Richter Belmont

    Richter Belmont

    ☆ | Sneak & Ye Shall Find

    Richter Belmont
    c.ai

    There is corruption among the divine order. The night creatures who are nothing short of blasphemy wrapped in a bundle, their decay unseen by those who dare not to look, have been animated by the perversion of life itself. Even after death, peace is a cruel illusion. The forgemaster knows this and so does Prometheus' fire.

    The Abbot is a respected clergyman, vocal in his opposition to the dechristianization movement and for that reason, the townspeople keep their gaze fixed on him, as if his presence might stem the encroaching darkness that threatens their very livelihoods. But as Aristotle would have it, no great mind has ever existed without a touch of madness. Lately for Richter Belmont, the suspicion simmered beneath the surface, and Belmont's always put their money where their mouth is. Under the cover of darkness, he tip-toed through the dimly lit halls of the abbey, the flickering candlelight casting restless shapes along the cold stone walls, a hunter in the house of God.

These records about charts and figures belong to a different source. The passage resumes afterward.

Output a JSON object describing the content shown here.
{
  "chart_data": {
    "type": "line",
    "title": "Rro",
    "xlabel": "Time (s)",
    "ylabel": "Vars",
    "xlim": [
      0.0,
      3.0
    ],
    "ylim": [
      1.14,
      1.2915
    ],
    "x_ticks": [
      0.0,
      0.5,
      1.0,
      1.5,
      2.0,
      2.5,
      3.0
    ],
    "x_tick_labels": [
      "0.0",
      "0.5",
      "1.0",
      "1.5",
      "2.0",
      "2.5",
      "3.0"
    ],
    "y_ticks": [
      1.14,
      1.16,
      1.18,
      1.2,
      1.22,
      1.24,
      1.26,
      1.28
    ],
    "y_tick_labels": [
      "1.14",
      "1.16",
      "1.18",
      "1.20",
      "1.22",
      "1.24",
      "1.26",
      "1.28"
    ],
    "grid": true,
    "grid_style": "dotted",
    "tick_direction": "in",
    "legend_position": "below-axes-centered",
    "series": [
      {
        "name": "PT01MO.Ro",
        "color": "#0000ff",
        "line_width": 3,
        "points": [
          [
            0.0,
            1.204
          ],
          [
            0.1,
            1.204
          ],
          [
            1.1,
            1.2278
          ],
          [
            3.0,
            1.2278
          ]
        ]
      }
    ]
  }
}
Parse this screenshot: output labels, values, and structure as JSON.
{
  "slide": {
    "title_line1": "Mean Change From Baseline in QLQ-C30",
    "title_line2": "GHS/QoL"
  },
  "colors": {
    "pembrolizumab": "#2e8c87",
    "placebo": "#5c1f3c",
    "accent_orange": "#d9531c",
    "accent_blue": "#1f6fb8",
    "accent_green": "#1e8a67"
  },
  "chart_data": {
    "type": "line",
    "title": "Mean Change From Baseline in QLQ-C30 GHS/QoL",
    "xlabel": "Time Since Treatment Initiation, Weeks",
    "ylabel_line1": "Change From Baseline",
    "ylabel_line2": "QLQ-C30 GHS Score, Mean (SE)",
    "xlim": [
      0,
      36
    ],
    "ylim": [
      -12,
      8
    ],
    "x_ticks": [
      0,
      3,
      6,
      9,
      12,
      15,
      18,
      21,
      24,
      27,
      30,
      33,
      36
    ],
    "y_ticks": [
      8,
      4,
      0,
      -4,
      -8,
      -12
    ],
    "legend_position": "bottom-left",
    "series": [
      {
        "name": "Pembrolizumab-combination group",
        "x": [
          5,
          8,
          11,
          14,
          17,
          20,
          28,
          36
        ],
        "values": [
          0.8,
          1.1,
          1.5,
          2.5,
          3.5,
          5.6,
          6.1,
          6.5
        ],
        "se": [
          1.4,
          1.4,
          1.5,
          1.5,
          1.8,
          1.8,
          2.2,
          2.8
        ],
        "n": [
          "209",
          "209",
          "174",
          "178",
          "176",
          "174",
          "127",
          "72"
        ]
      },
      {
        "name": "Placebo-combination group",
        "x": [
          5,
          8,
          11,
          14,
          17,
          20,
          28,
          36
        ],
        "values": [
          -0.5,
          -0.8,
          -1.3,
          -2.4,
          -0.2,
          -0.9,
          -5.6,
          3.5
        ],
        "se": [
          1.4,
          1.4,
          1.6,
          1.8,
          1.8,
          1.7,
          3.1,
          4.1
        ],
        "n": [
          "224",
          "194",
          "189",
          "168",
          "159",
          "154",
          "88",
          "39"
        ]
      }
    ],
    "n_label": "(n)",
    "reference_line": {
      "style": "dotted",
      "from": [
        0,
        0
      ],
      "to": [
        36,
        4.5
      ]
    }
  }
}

    The Abbot’s chamber lay ahead, its heavy wooden door left slightly ajar. A careless mistake, or an invitation? Richter didn’t pause to consider, slipping inside. Papers rustle in frantic succession, sifting through pages upon pages of mundane scripture, letters to the bishop, records of alms giving, when a piece of parchment catches his eye. Beneath the careful calligraphy of a Latin blessing, the ink bled oddly, forming an underlying text written in an entirely different hand.

    A cipher.

    Richter jumps as the door slams open. You stand in the doorway dressed in the modest garb of a sacristan, arms folded unimpressed, expression impassive through pursed lips, catching him with the smoking gun.

    The silence was deafening.

    “Well this is awkward”, Richter offers a sheepish grin. “Either I’ve taken a very wrong turn on my way to the confession, or you’ve caught me in the middle of some light bedtime reading.”

    He searched your eyes for alarm, a call to the Abbot, a cry for trespass, anything. There was none.